The Notes will be issued at par and will be senior unsecured obligations of the company. Interest will be payable semi-annually at a rate of 6.375% per annum on April 1 and October 1 of each year, commencing on April 1, 2013.
We expect to use a portion of the net proceeds of the Notes offering to repay approximately $224.9 million of debt of certain of our subsidiaries. Any remaining net proceeds would be used for general corporate purposes.
This announcement does not constitute an offer to sell or a solicitation of an offer to buy any of the Notes, nor shall there be any offer, solicitation or sale in any state or jurisdiction in which such an offer, solicitation or sale would be unlawful.
The Notes have not been registered under the Securities Act or any state securities laws and may not be offered or sold in the United States absent registration or an applicable exemption from such registration requirements.
Amkor is a leading provider of semiconductor packaging and test services to semiconductor companies and electronics OEMs. More information on Amkor is available from the company’s Securities and Exchange Commission (“SEC”) filings and on Amkor’s website:
Forward-Looking Statement Disclaimer
This announcement contains forward-looking statements within the meaning of federal securities laws. All statements other than statements of historical fact are considered forward-looking statements including, without limitation, statements regarding the closing of the Notes offering and the expected use of proceeds from the offering. These forward-looking statements involve a number of risks, uncertainties, assumptions and other factors that could affect future results and cause actual results and events to differ materially from historical and expected results and those expressed or implied in the forward-looking statements including, but not limited to, that there can be no assurance that the Notes will be sold in the amount or on the terms expected or at all.

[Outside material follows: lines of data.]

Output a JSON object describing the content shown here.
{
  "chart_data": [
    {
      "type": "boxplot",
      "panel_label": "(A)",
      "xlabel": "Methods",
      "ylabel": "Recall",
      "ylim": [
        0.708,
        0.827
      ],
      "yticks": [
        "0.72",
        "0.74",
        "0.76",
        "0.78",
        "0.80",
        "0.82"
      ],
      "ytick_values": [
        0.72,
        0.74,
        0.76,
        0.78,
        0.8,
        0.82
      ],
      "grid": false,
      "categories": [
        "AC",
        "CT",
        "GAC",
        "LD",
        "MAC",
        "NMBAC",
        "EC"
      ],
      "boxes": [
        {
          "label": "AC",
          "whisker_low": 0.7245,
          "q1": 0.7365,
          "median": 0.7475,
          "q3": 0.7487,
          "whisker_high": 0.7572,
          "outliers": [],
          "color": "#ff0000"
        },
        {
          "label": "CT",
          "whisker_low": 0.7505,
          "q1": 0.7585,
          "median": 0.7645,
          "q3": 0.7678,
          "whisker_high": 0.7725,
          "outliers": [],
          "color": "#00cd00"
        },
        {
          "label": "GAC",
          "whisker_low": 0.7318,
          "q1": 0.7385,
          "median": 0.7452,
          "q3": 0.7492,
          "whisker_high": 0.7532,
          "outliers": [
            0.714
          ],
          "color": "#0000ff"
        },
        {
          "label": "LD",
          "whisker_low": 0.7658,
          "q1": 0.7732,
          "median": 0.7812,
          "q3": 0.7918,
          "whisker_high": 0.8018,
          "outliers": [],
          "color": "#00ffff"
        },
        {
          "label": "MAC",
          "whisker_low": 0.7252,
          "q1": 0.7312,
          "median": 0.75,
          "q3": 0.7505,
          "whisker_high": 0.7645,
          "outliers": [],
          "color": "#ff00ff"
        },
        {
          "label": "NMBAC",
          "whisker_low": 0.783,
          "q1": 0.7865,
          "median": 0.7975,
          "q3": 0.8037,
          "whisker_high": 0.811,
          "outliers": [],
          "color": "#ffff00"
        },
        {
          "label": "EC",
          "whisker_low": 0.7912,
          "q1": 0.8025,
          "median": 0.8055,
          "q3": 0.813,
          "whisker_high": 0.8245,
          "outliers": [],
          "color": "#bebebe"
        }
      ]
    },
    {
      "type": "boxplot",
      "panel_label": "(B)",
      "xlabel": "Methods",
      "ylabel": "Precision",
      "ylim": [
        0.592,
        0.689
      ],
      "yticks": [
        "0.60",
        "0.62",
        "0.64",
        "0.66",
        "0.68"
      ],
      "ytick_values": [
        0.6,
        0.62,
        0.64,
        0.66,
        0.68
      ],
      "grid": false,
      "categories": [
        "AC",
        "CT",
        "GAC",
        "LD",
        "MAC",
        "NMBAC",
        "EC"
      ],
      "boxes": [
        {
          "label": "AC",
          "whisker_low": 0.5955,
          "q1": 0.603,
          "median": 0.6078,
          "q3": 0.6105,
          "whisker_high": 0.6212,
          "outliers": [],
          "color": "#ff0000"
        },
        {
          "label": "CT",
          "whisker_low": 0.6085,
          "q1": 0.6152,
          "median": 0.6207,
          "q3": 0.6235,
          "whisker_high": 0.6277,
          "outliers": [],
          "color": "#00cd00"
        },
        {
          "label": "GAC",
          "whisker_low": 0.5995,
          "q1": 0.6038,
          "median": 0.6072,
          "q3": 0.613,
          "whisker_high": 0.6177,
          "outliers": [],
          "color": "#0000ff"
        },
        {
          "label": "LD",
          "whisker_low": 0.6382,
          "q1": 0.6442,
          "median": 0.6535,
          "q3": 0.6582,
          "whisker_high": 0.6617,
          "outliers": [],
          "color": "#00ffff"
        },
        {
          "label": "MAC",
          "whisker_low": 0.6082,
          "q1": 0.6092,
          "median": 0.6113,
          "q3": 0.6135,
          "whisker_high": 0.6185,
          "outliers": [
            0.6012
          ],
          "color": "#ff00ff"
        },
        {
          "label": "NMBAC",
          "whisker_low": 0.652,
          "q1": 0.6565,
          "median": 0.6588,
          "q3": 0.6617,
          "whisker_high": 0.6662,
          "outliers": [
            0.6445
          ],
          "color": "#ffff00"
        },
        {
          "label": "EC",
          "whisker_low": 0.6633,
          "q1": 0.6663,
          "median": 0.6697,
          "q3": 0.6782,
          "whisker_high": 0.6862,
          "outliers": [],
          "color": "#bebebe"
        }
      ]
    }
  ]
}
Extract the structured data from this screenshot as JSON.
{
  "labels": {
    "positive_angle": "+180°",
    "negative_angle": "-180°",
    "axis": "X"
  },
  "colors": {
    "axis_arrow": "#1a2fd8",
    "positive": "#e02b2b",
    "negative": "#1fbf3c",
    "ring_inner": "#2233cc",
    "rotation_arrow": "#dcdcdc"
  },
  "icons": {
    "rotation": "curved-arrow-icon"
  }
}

Other important risk factors that could affect the outcome of the events set forth in these statements are discussed in our Annual Report on Form 10-K for the year ended December 31, 2011, and in our subsequent filings with the SEC made prior to or after the date hereof. Amkor undertakes no obligation to review or update any forward-looking statements to reflect events or circumstances occurring after the date of this announcement.